Intervention de Olivier Véran

Commission d'enquête Pollution des sols — Réunion du 17 juillet 2020 à 14h30
Audition de M. Olivier Véran ministre des solidarités et de la santé

Olivier Véran, ministre :

Je partage plusieurs de vos remarques, d'autant que j'ai eu, comme député de l'Isère, une expérience qui m'a démontré toutes les difficultés des élus - et des populations - face au risque sanitaire. Le centre hospitalier universitaire (CHU) de Grenoble avait remarqué un apparent surnombre de patients atteints par la maladie de Charcot, dans une commune du département ; cette maladie neurologique étant grave, incurable, et sans cause identifiée, ce surnombre apparent a été pris très au sérieux. La presse locale en a été alertée, mais avant que les statistiques n'aient été consolidées : il s'est produit aussitôt un mouvement de panique dans la population. Neurologue à l'hôpital public et député, je me suis évidemment mobilisé - et c'est là que j'ai constaté toute la difficulté non seulement à obtenir de l'information claire, fiable, mais aussi à ce que l'information diffusée soit toujours sérieuse. La science exige - et on lui demande - une rigueur qui prend du temps, c'est un défi dans l'action. Nous avons identifié des causes possibles, en particulier la neige artificielle utilisée dans une station de ski située en amont de notre bassin versant, une neige dont la composition chimique pouvait perturber le développement neurologique. J'ai mobilisé tout ce que je pouvais pour obtenir de l'information, les réseaux locaux, l'ARS, et jusqu'à la directrice générale adjointe de la santé, sans rien obtenir de concluant. Puis les statisticiens du ministère ont pu consolider les chiffres, démontrant que nous n'étions pas en surnombre de cas. Cet épisode m'a donc démontré quelles difficultés concrètes les élus et la population peuvent rencontrer, et le décalage de temporalité entre l'urgence et le temps de la science : les spécialistes prennent mille précautions, alors qu'on aimerait qu'un médecin nous dise si, oui ou non, il y a un danger pour la santé.

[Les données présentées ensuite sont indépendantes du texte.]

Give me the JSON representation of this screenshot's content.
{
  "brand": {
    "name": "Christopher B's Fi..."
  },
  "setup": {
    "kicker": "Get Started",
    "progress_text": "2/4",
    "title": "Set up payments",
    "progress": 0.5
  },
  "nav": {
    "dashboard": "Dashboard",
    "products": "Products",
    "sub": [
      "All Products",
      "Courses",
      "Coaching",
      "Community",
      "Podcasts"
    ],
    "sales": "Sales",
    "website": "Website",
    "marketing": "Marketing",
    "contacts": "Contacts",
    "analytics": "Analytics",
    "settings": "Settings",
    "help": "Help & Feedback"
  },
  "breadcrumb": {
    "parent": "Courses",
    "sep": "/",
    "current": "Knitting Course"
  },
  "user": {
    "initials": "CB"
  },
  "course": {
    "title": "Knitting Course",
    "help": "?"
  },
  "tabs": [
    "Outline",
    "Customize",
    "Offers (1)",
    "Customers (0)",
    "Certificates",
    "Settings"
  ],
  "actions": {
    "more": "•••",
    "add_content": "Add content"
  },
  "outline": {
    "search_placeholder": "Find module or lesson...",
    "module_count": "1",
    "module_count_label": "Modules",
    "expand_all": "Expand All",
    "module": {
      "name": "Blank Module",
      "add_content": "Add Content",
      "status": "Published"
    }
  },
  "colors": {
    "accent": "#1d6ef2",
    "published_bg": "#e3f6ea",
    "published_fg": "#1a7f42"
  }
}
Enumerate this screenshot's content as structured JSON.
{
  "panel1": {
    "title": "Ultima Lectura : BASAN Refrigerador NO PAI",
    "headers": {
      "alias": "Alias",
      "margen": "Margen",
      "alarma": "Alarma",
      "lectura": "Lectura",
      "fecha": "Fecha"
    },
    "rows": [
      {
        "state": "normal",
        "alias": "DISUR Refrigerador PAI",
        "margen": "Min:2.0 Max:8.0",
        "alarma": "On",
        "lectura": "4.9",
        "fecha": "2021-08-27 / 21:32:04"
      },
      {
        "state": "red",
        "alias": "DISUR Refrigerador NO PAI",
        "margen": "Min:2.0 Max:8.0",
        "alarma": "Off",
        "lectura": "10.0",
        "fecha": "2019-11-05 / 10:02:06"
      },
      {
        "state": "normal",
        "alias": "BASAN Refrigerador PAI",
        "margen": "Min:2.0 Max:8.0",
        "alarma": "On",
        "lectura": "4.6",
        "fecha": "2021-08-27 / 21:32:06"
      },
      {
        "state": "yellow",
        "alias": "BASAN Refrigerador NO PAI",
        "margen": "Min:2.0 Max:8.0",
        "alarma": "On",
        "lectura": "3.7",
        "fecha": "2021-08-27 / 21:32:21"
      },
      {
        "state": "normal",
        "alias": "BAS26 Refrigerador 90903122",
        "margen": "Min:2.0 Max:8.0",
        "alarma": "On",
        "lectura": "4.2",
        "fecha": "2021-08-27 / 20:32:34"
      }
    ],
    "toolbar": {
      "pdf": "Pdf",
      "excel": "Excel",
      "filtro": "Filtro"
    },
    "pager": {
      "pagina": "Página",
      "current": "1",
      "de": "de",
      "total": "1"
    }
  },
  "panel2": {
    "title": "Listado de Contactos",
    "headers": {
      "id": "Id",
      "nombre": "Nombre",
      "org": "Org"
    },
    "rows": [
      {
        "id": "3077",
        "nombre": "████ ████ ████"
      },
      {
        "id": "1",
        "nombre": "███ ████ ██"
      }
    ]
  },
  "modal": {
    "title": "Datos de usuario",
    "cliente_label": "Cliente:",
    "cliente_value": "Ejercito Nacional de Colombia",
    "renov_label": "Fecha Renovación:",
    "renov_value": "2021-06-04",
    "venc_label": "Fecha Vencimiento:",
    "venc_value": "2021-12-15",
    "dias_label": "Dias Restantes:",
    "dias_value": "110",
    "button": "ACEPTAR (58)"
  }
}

J'entends d'autant mieux vos remarques que, parmi mes propositions de campagne législative, j'avais inscrit la création d'un centre régional de santé environnementale, pluridisciplinaire et qui aille de l'expertise des événements à l'évaluation des risques, en passant par l'action elle-même. Nous avons besoin de « préventologues », dans un nombre de plus en plus important de domaines, par exemple l'usage des pesticides, la qualité de l'air, mais aussi l'alimentation elle-même.

Vous mentionnez le besoin de coordination entre grands opérateurs à l'échelon national, je crois qu'elle fonctionne à cet échelon - mais c'est à l'échelon territorial qu'il y a des progrès à faire, ce qui milite pour le renforcement de l'échelon départemental des ARS et des structures qui existent. C'est une remarque qui m'a souvent été faite par les élus quand ils se plaignent d'un accès trop difficile au directeur général de l'ARS : ils soulignent que même le préfet est plus accessible - mais le préfet n'a qu'un département à gérer, quand l'ARS est compétente pour la région tout entière, c'est bien le signe qu'il faut renforcer l'échelon départemental des ARS, pour plus de congruence et d'information réciproques.

Il y a aussi un enjeu en termes de moyens. Il faut que chaque ARS dispose d'une cartographie des risques, et que les citoyens accèdent en open data aux sites industriels et à cette cartographie. Il ne sert à rien de dissimuler l'information disponible, bien au contraire, car le secret entretient les fantasmes, alors que nous avons besoin de l'implication des uns et des autres face au risque, en particulier des maires et des associations de riverains.

Le remboursement des analyses sanguines conduites sur des personnes potentiellement exposées relève de la caisse primaire d'assurance maladie (CPAM), la règle étant qu'il y a remboursement dès lors qu'il y a prescription de dépistage.

Tout événement sanitaire peut être déclaré et il entre alors dans la base de données Géodes, de Santé publique France, avec un suivi départemental. Il y a aussi des registres sur les malformations et les cancers, je m'étais beaucoup impliqué, comme député, pour le registre des enfants nés sans bras dans le département de l'Ain. Il existe également un suivi par les centres antipoison et les centres régionaux des pathologies professionnelles et environnementales.

La coordination des Dreal et de l'ARS est placée sous la responsabilité des préfets, elle ne dépend pas des ARS. Je crois profondément aux ARS, la crise sanitaire a renforcé ma conviction : sans elles, notre situation aurait été bien plus difficile encore - et ce sont elles qui, aujourd'hui, organisent le dépistage dans les aéroports, mobilisent les pompiers... Et je vous rappelle qu'avant leur création, la coordination de l'action sanitaire relevait des préfets.